Clarke is a member of the Cahuilla Band of Indians and lives on the Cahuilla reservation near Palm Springs.

In this mixed media exhibition, he examines tract housing’s effect on native communities in Southern California. “Water rights, the environment and the preservation of sacred sites continue to be issues that find the state and California’s indigenous people in opposition,” a museum news release states. “Conflicting ideas of progress, quality of life and individual rights seem to be at the center of these interactions.”

The exhibition will feature video and photographic work, a sculptural installation and other assorted materials.

Nelson Gallery

Out in Space: Sculptures, Drawings, Paintings by Dave Lane, Jan. 8-March 8. Opening reception, 6 p.m.

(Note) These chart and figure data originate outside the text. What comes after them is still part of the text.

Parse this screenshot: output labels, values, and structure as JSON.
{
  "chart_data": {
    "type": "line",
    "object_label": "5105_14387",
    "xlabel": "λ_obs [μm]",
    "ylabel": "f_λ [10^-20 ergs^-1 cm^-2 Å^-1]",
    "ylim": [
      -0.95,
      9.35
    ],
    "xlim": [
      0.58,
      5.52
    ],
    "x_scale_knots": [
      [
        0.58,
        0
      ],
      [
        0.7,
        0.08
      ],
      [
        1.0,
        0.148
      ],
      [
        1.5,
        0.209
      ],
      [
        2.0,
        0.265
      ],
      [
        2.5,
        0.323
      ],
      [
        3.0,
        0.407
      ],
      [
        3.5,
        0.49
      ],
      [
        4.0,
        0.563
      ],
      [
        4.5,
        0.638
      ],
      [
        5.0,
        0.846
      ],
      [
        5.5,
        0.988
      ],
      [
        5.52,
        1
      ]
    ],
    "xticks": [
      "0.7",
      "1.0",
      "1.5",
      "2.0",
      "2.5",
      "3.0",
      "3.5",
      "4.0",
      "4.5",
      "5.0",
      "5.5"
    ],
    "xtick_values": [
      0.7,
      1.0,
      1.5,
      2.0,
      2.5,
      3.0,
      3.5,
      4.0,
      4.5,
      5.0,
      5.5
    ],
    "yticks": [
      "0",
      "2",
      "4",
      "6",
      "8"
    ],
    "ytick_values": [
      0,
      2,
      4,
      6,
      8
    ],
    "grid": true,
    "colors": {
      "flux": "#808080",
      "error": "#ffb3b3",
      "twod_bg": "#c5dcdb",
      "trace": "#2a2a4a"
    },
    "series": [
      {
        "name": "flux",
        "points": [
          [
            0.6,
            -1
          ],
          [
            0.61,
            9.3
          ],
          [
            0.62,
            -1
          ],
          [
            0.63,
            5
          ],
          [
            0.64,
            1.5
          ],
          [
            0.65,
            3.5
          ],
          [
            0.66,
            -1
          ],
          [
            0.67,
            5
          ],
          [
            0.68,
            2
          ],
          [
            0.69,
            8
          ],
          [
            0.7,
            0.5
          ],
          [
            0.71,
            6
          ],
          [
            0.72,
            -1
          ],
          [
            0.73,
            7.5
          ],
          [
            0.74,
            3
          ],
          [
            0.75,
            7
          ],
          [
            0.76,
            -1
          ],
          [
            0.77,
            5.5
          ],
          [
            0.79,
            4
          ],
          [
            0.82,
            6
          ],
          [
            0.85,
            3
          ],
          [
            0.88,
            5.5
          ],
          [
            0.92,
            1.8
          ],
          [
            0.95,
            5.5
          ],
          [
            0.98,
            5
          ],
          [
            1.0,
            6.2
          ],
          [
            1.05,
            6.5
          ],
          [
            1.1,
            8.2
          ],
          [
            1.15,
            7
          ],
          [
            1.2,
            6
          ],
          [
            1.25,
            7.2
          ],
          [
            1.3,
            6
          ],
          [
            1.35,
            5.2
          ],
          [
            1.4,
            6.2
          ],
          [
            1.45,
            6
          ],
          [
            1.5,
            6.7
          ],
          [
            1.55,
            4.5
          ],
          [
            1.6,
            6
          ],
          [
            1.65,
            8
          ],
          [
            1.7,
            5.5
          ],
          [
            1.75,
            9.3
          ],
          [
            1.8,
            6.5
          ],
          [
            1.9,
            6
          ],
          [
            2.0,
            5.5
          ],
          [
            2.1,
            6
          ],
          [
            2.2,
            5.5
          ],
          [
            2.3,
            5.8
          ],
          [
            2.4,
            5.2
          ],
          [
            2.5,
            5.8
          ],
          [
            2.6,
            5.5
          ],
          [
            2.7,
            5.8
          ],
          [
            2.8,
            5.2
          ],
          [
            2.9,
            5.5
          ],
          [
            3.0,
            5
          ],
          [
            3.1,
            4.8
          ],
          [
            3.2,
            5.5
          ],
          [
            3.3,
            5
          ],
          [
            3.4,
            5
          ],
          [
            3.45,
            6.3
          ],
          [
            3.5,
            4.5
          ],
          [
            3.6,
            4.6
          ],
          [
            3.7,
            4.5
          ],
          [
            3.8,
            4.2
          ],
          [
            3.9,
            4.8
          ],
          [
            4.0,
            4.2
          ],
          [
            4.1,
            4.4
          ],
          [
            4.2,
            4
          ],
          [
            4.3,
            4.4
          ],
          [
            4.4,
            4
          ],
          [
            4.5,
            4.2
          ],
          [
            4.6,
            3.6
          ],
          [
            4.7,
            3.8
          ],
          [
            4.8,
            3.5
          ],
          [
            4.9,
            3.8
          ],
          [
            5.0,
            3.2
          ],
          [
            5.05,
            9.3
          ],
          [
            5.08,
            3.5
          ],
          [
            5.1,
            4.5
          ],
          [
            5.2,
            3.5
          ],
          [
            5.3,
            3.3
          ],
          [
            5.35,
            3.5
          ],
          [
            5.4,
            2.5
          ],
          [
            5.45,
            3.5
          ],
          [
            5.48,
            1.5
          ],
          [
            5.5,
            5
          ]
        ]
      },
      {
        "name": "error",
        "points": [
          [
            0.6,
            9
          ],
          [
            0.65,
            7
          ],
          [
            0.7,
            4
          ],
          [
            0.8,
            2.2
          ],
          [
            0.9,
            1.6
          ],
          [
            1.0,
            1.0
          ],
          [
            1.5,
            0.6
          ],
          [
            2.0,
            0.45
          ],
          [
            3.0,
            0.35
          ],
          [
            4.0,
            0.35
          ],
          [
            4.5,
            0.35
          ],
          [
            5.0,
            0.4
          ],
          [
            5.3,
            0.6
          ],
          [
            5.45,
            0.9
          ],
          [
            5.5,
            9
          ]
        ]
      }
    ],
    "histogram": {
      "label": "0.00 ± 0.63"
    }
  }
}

Jan. 8.

The Sacramento artist uses found industrial and agricultural machinery from the 19th and 20th centuries, transforming the steel objects into works that embody his vision of how the universe is organized.

“Lane is a visionary artist who sees the flow of the cosmos as part of a vast system of celestial machinery,” Nelson Director Renny Pritikin said.

Lane’s work is accessible to a wide range of people, from children who respond to its scale and scariness, to backyard mechanics who admire his resourcefulness.

A Nelson news release states: “Art audiences and artists respond to his imagination and originality while those approaching the arts for the first time are reassured that contemporary art can be fun.”

Buehler Alumni and Visitors Center

Selections from the Collection: Frank Van Sloun, Dec. 22-April 19. The “collection” is the UC Davis Fine Art Collection, maintained by the Nelson Gallery.

Van Sloun (1879-1938) was an American realist painter associated with the Ash Can School of New York in the early years of the last century. He moved to the San Francisco Bay Area in 1911, started teaching at UC Berkeley in 1926 and achieved his greatest renown during the 1930s.

Nelson Entryway Gallery

Works by Bruce Conner, Jan. 8-March 8. Conner is “arguably the most important visual artist of the San Francisco Beat movement of the ’50s,” according to the Nelson Gallery Web site.

Conner, who died this year, made films, collages and assemblages. His collages are notable for their mystical suggestions and classical sources, and his assemblages for their use of recycled, often homely, found materials.

A gallery spokeswoman said the show will include prints that the Nelson has not exhibited in 16 years, plus a never-before-seen assemblage.

Design Museum

subject/verb/object: work by Simon Johnston, Jan. 8-March 8. Designer’s talk, 6:30 p.m. Jan. 29, 176 Everson Hall.

Johnston’s works predominantly explore the slippery nature of language and its operations, and play with issues of meaning and representation. In this exhibition, he investigates the nature of visible language.

The exhibition also includes some of Johnston’s commissioned design work, in particular publications for leading artists and cultural institutions.

Craft Center Gallery

The gallery will begin winter quarter with a digital photography show, “Toddler Investigations: Documentation at the Early Childhood Laboratory,” Jan. 5-Feb. 6, by Julia Luckenbill, Craft Center volunteer and Early Childhood Laboratory director.